Listening to the audiobook confirmed for me that I prefer listening to this series. Allan Corduner's narration and interpretation of characters makes the story that much more interesting, the pace that much more exciting. I'd forgotten a lot of the details of the story, and enjoyed it just as much the second time around. Arthur just wants to be a regular boy, but he has a sense of right and wrong and what he must do for himself, his family, his friends, and his home. Suzy Turquoise Blue is funny and loyal and has an interesting back story in her own right. I'm looking forward to rereading - er, listening - to Drowned Wednesday, the next book in the series.

Monday, July 5, 2010

The Ladies of Grace Adieu

by Susanna Clarke
illustrated by Charles Vess
New York: Bloomsbury, 2006

The short story collection by the author of Jonathan Strange and Mr. Norrell is set in the same world as that novel. The "Introduction" by the "Director of Sidhe Studies, University of Aberdeen" gives the tales a pseudo-historical feel: either the tale itself is an alternate history, or illustrative of the legends of that world. The use of footnotes adds to the feeling of history or a literary collection used in "Sidhe Studies." This adds a layer of complexity and cleverness to the collection.

The stories themselves I found of varying interest. Some confused me, many seemed dark. These fairies are governed by ethics much different from humans' and their interactions in the human world generally cause trouble, whether intended or not. Personally, my favorite was "On Lickerish Hill," the story of a girl, Miranda, whose mother promises the man Miranda weds that she can spin five skeins of wool a day. I enjoyed recognizing the tale, though it was told in a style very different from what I would have expected. If you've been thinking of trying Jonathan Strange and Mr. Norrell, but were intimidated by the size, try this first to get a shorter introduction to Susanna Clarke's Faerie world.

Friday, July 2, 2010

The Cruelest Month

by Louise Penny
New York: St. Martin's Minotaur, 2008 (2007).
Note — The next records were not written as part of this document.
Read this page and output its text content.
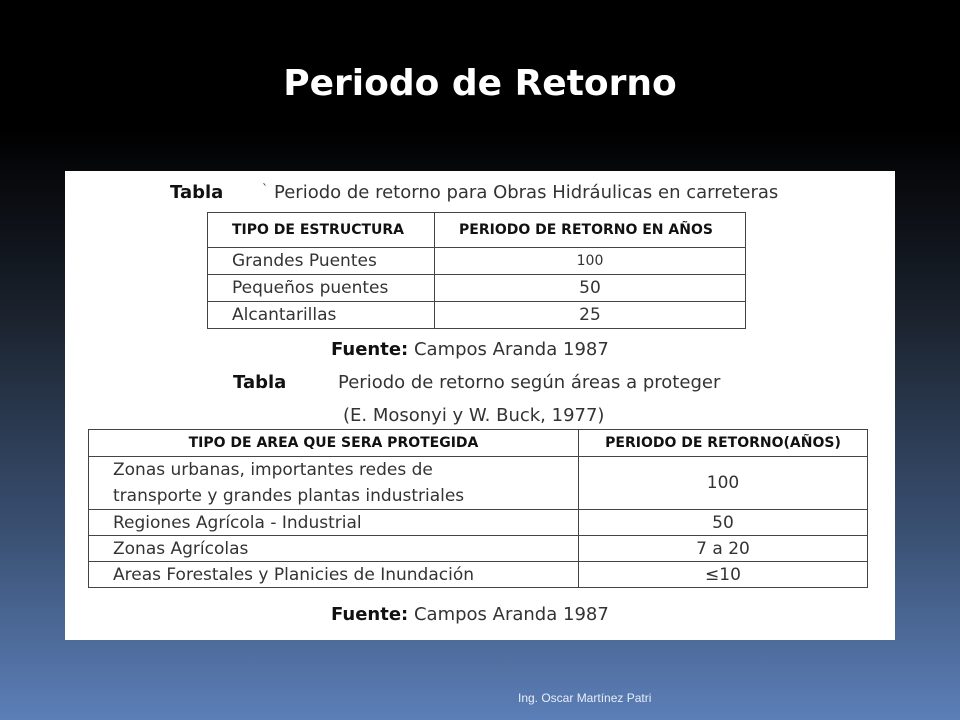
Periodo de Retorno
Tabla	` Periodo de retorno para Obras Hidráulicas en carreteras
TIPO DE ESTRUCTURA	PERIODO DE RETORNO EN AÑOS
Grandes Puentes	100
Pequeños puentes	50
Alcantarillas	25
Fuente: Campos Aranda 1987
Tabla	Periodo de retorno según áreas a proteger
(E. Mosonyi y W. Buck, 1977)
TIPO DE AREA QUE SERA PROTEGIDA	PERIODO DE RETORNO(AÑOS)

Zonas urbanas, importantes redes de
transporte y grandes plantas industriales	100
Regiones Agrícola - Industrial	50
Zonas Agrícolas	7 a 20
Areas Forestales y Planicies de Inundación	≤10
Fuente: Campos Aranda 1987
Ing. Oscar Martínez Patri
The third book in the Three Pines series promises to be different from the others from the very first page. As Easter approaches, the villagers are preparing for an Easter egg hunt, and a Good Friday seance that Gabri is going to spring on his unsuspecting guest, a psychic. The first seance breaks up rather lightly. Clara, Myrna, Monsieur Beliveau and the other participants decide to hold another at the old Hadley place because of the resident evil that seems to be in its very foundation. But when one of the participants in the second seance dies, Inspector Armand Gamache is called in to investigate.

I do not normally read books involving seances (too easily scared, I suppose), but I honestly think Louise Penny could get me to read almost anything in order to find out more about the wonderful people who live in Three Pines. Reading this series has kept me so riveted that I hardly know what to say when I've finished, except that I'm utterly satisfied. I love these characters, who seem very human to me because of the author's attention to human emotions - the best and the worst, what makes us noble and what drives us to kill. I can't recommend it highly enough.